I already had that experience and battle from Epstein-Barr before I even knew it’s name, before I even had finished middle school, before I had a choice. I was 12 an innocent child and no one could diagnose it properly, let alone fix it. As an adult I found the diagnosis, but still no reachable permanent solution.

COVID has caused it to reflare and become worse, when I had worked so hard to fix damages already done. It has literally set me back to my worst crashes of my past. Again, as an adult I understand the mechanics and the how and why of it, but there is no reachable solution and Western medicine doesn’t care, too busy looking for money makers and enjoying the results of delaying care to utilize improper treatments, then earning them bigger dollars than would have been claimed with proper early treatments using real solutions.

Again, it is my sheer willpower to keep getting up and adjusting my choices and behaviors to attempt to find an internal solution. My body hurts, my brain hurts, there is chemistry out of my control, it all stirs negative emotions I am fighting tooth-and-nail to stop. All because of a virus I did nothing to create and caught simply by living life as I was taught to do, before anyone even wanted to admit it was here.

Yet, Epstein-Barr for me, was also a direct result of another family member somehow sharing saliva with non-family. The result was 4 family members living a life of ill effects, and the resulting cancers and diseases and failing organs. I had no say in any of it, and much of what I live as life, was beaten and scolded into me. I would argue the repetitive negative conditioning caused me, just like a dog, to live patterns beyond my control. How is that any kind of fair? I had no say in any of it, and I have done my level best to fix it in every way I can control. Yet I still experience the ill effects daily and have to do my best to live patterns of a life I am unable to escape.

Despite Jesus’ supposed saving of all of humanity, the sins of the father are still being perpetrated on the sons. This current disease is a result of generations of bad karma, all disease is the result of prior negative actions, deeds and thoughts. All disease stems from what was before, and often impacts those that had no say in what was before. And this, is a special beast created by humans in a lab, our own kind has ruined us on purpose, choosing to play god with diseases and letting it escape, but without a cure. Or at least any cure that will see the light of day for anyone except the 1%-ers.
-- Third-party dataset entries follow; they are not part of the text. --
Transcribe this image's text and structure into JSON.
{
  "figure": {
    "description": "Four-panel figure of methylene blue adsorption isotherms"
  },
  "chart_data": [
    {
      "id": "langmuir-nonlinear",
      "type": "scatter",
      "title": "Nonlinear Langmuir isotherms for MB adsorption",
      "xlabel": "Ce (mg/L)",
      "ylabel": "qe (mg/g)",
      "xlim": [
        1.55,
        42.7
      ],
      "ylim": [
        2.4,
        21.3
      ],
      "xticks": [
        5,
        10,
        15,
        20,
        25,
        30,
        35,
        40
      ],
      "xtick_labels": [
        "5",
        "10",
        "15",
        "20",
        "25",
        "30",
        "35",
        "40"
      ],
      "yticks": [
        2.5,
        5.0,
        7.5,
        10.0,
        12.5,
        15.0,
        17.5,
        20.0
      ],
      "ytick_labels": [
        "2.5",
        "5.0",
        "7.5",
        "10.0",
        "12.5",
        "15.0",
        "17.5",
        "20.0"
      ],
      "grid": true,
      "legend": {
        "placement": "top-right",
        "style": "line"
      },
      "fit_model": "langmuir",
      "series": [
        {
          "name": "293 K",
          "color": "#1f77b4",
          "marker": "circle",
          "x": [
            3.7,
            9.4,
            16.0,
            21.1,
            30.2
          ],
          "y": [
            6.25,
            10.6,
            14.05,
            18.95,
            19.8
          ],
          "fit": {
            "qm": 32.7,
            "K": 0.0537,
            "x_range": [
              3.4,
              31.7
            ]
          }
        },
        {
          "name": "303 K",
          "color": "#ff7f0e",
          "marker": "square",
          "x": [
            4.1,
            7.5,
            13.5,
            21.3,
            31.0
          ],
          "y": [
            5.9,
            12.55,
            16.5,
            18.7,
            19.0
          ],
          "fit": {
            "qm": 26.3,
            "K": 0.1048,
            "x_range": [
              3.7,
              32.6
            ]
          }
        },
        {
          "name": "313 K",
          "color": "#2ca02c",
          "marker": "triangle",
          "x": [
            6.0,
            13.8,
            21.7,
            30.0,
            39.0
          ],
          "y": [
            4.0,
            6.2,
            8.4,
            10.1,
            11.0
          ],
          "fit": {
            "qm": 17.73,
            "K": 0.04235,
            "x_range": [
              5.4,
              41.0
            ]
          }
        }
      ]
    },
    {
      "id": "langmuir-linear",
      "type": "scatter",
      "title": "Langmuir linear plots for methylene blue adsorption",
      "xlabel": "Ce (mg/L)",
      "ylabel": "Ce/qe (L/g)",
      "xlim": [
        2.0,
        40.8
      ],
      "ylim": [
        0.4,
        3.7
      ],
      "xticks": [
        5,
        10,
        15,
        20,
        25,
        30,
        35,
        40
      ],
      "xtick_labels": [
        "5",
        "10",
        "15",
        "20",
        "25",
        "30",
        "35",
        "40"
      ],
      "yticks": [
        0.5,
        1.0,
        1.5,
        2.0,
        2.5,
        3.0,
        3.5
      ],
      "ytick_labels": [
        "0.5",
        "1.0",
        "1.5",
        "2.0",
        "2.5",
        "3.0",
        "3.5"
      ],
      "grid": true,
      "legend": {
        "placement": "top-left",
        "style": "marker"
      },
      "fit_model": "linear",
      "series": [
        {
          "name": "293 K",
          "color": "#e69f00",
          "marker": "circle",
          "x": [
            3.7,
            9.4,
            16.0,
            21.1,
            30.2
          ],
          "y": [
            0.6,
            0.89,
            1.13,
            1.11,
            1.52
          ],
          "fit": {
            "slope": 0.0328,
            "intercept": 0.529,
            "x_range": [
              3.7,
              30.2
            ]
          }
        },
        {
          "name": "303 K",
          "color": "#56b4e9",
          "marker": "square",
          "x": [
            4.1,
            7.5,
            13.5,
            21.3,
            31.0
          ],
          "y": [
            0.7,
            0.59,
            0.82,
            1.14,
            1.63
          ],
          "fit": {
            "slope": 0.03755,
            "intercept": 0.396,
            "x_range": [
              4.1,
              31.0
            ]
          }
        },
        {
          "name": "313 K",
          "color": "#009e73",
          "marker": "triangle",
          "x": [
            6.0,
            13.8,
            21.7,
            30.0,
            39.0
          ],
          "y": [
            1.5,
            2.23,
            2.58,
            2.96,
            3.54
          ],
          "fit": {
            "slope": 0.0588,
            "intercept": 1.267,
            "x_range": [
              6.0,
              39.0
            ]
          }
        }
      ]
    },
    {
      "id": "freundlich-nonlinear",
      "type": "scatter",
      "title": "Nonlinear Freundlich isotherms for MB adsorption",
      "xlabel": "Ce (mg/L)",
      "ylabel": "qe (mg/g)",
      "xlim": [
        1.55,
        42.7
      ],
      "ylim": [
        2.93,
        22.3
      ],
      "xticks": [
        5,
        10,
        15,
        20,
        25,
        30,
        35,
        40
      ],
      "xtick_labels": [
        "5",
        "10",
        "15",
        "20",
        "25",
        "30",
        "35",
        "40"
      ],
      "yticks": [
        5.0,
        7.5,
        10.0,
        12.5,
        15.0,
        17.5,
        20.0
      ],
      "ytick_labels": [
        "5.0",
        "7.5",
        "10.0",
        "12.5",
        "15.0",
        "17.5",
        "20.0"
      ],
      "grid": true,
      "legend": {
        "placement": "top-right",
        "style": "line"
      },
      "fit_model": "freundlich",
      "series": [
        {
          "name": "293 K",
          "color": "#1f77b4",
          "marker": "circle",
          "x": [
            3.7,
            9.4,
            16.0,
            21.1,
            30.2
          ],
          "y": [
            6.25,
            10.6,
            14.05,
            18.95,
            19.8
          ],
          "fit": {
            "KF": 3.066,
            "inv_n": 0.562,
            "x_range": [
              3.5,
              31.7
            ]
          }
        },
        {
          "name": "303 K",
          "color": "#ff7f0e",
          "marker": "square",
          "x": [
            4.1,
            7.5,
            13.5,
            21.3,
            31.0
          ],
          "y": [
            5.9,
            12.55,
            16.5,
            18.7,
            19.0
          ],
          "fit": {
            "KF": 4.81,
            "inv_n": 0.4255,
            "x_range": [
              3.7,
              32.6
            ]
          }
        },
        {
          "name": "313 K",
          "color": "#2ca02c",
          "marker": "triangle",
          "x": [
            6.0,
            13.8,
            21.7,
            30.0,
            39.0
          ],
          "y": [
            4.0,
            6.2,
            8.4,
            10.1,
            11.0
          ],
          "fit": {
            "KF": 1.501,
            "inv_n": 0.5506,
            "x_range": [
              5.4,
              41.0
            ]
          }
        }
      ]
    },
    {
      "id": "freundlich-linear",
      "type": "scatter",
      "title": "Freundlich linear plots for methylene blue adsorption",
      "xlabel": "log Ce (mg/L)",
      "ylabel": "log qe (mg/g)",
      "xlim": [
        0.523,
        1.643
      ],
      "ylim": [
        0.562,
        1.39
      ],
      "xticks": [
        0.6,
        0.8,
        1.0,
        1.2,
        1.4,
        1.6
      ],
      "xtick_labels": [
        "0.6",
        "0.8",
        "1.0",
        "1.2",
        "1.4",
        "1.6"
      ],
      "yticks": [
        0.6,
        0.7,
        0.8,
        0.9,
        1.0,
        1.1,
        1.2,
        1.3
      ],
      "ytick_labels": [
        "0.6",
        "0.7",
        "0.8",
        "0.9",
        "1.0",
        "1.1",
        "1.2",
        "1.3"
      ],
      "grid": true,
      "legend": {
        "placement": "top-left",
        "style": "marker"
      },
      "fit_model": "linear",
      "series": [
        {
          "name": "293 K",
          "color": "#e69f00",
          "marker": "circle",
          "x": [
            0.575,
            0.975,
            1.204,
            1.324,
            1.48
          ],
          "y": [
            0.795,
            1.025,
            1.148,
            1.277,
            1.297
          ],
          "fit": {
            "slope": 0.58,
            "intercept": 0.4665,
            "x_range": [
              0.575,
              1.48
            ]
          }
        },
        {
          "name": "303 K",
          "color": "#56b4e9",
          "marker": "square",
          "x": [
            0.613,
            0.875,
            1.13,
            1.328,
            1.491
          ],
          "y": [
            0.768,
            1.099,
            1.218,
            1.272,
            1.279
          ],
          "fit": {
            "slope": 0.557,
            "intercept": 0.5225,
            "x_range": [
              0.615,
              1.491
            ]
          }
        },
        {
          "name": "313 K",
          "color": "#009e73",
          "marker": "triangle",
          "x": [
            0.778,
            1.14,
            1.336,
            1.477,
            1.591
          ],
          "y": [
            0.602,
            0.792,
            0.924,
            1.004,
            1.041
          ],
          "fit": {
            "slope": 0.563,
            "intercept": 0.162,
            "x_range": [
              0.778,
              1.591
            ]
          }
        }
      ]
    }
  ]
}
All of those pieces make it damn hard to function, let alone find happiness.

And medicine is doing nothing to fix any of them, they like making money off of our misery when we’re walking up to deaths door, hoping to be able to knock and run.

I have an idea, injection A1 failed, injection A2 failed, injection A3 failed. So for plan B let’s mix them. Yeah, that will totally work. That’ll fix it. That’s a good plan B.

NOT EVEN CLOSE.

Mother-effers. Use your effing brains and even attempt to find another solution.

Can you tell I’m angry? I sure hope so, because that is how I am aiming for better when I would rather crawl back into bed and die. This isn’t my fault, but it is my life, so I still have to do my best to fix it. God could help, but doesn’t seem to want to. Maybe he’s seen the mistakes made in humans and has decided we’re better off dead. Maybe god wants a clean slate too.

May you never have this fight. May you never have to fight for yourself so hard because 4 others completely rely on you for everything. May you never know the agony of diseased brain and organs. May you never have psychic influences compound matters even worse. May you always find a way to reach for better even when you are at the bottom of the ravine of life. May you know that the divine loves and supports you in all that you do, and that peace can and will be found one way or another.